The growth in the demand of ASR is both unprecedented and promising. Over the past decades, Deep learning, Artificial Neural Network, and other methods for speech recognition has yielded better results and has solved many problems. Although, very small–scale work has been done for collecting and identifying Urdu data sets which ultimately reflects the infinitesimal progress in the specified domain. Despite the short volume of data sets, they are not even open source. This limited diversity in the form of data sets and tools holds the innovative ideas to flourish and does not pave the path for collaborative research. The speech signal that is recorded by the microphone is generally infected by noise originating from various sources. Such communication can change the characteristics of the speech signals and degrade speech quality intelligibility. Hence, to stream the flow of research and impact full projects through speech recognition in Urdu dialect, a vast data set, imperative pre–processing and comparative study is essential.
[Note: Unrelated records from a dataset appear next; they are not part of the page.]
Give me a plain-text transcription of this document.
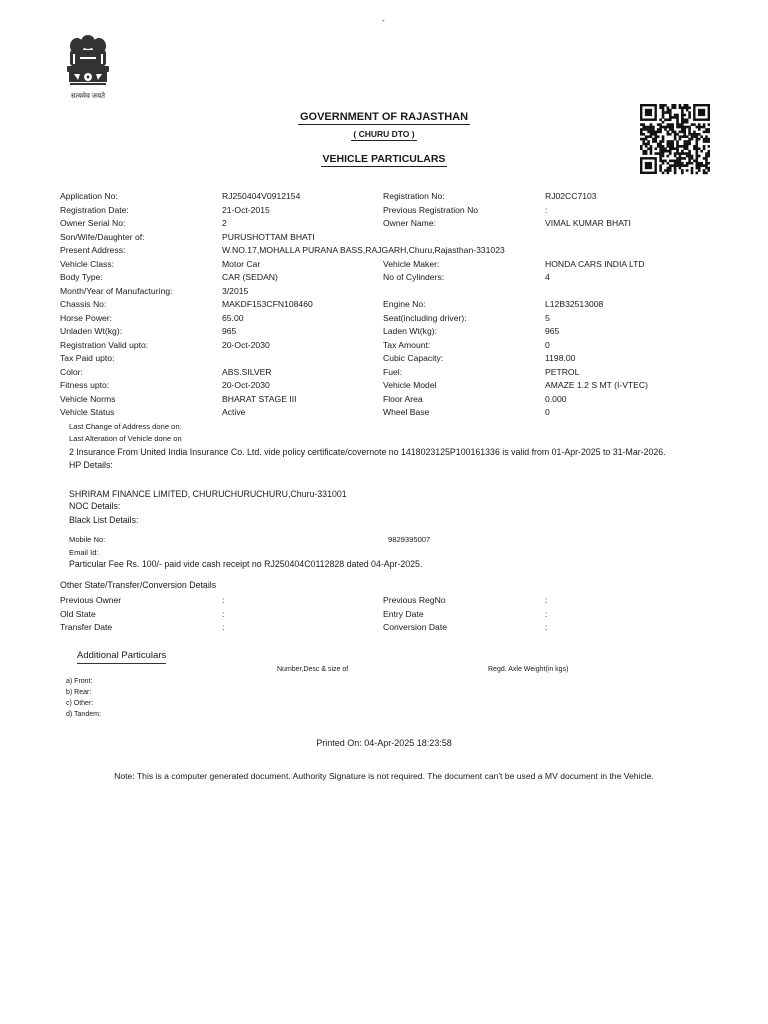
-
सत्यमेव जयते
GOVERNMENT OF RAJASTHAN
( CHURU DTO )
VEHICLE PARTICULARS
Application No:	RJ250404V0912154	Registration No:	RJ02CC7103
Registration Date:	21-Oct-2015	Previous Registration No	:
Owner Serial No:	2	Owner Name:	VIMAL KUMAR BHATI
Son/Wife/Daughter of:	PURUSHOTTAM BHATI
Present Address:	W.NO.17,MOHALLA PURANA BASS,RAJGARH,Churu,Rajasthan-331023
Vehicle Class:	Motor Car	Vehicle Maker:	HONDA CARS INDIA LTD
Body Type:	CAR (SEDAN)	No of Cylinders:	4
Month/Year of Manufacturing:	3/2015
Chassis No:	MAKDF153CFN108460	Engine No:	L12B32513008
Horse Power:	65.00	Seat(including driver):	5
Unladen Wt(kg):	965	Laden Wt(kg):	965
Registration Valid upto:	20-Oct-2030	Tax Amount:	0
Tax Paid upto:	Cubic Capacity:	1198.00
Color:	ABS.SILVER	Fuel:	PETROL
Fitness upto:	20-Oct-2030	Vehicle Model	AMAZE 1.2 S MT (I-VTEC)
Vehicle Norms	BHARAT STAGE III	Floor Area	0.000
Vehicle Status	Active	Wheel Base	0
Last Change of Address done on:
Last Alteration of Vehicle done on
2 Insurance From United India Insurance Co. Ltd. vide policy certificate/covernote no 1418023125P100161336 is valid from 01-Apr-2025 to 31-Mar-2026.
HP Details:
SHRIRAM FINANCE LIMITED, CHURUCHURUCHURU,Churu-331001
NOC Details:
Black List Details:
Mobile No:	9829395007
Email Id:
Particular Fee Rs. 100/- paid vide cash receipt no RJ250404C0112828 dated 04-Apr-2025.
Other State/Transfer/Conversion Details
Previous Owner	:	Previous RegNo	:
Old State	:	Entry Date	:
Transfer Date	:	Conversion Date	:
Additional Particulars
Number,Desc & size of	Regd. Axle Weight(in kgs)
a) Front:
b) Rear:
c) Other:
d) Tandem:
Printed On: 04-Apr-2025 18:23:58
Note: This is a computer generated document. Authority Signature is not required. The document can't be used a MV document in the Vehicle.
Speech recognition is the process of converting human sound signals into words or instructions. Currently, large bodies of researchers are focusing on developing ASR systems for high–resource languages such as English, Chinese, etc. While limited studies have been conducted to develop speech models for low–resource languages. In the last few years, speech recognition for the Urdu language has received noticeable attention with the emergence of Deep Neural networks. So, we aim to accumulate an Urdu speech corpus and develop a DNN–based Urdu ASR model that can recognize and analyze human speech signals and convert them into text. Training high–quality ASR systems remain challenging. The accuracy of the ASR model depends on the quality of the training data. Firstly, we will collect Urdu speech large corpus of data from diverse environments and a wide variety of speakers. Data includes text streams, audio clips, video clips, time–series data, etc. The transcription of the speech data is required for training the model which is the most crucial step. Secondly, the gathered data is in raw format initially. It is important to clean data before processing, which is referred to as preprocessing. Pre-processing includes lowering the noise and filtering the signal. The pre-processing is done to enhance the audio signal. Especially, background noise and the different accents make it
hard for the model to recognize. neural networks have significantly improved speech recognition with the advancements in technology. Convolutional Neural Networks (CNNs), Recurrent Neural Networks (RNNs), and more recently Transformer networks have demonstrated excellent performance, among other techniques. Thirdly, we will feed our collected data to the different acoustic models and the language models to obtain good accuracy for the Urdu language. In the last, we will test the model on the testing data and analyze the performance through comparative analysis, accuracy, and Word Error Rate (WER). Moreover will design a web-based interface to interact with end-user, process speech in Urdu language and show results in text.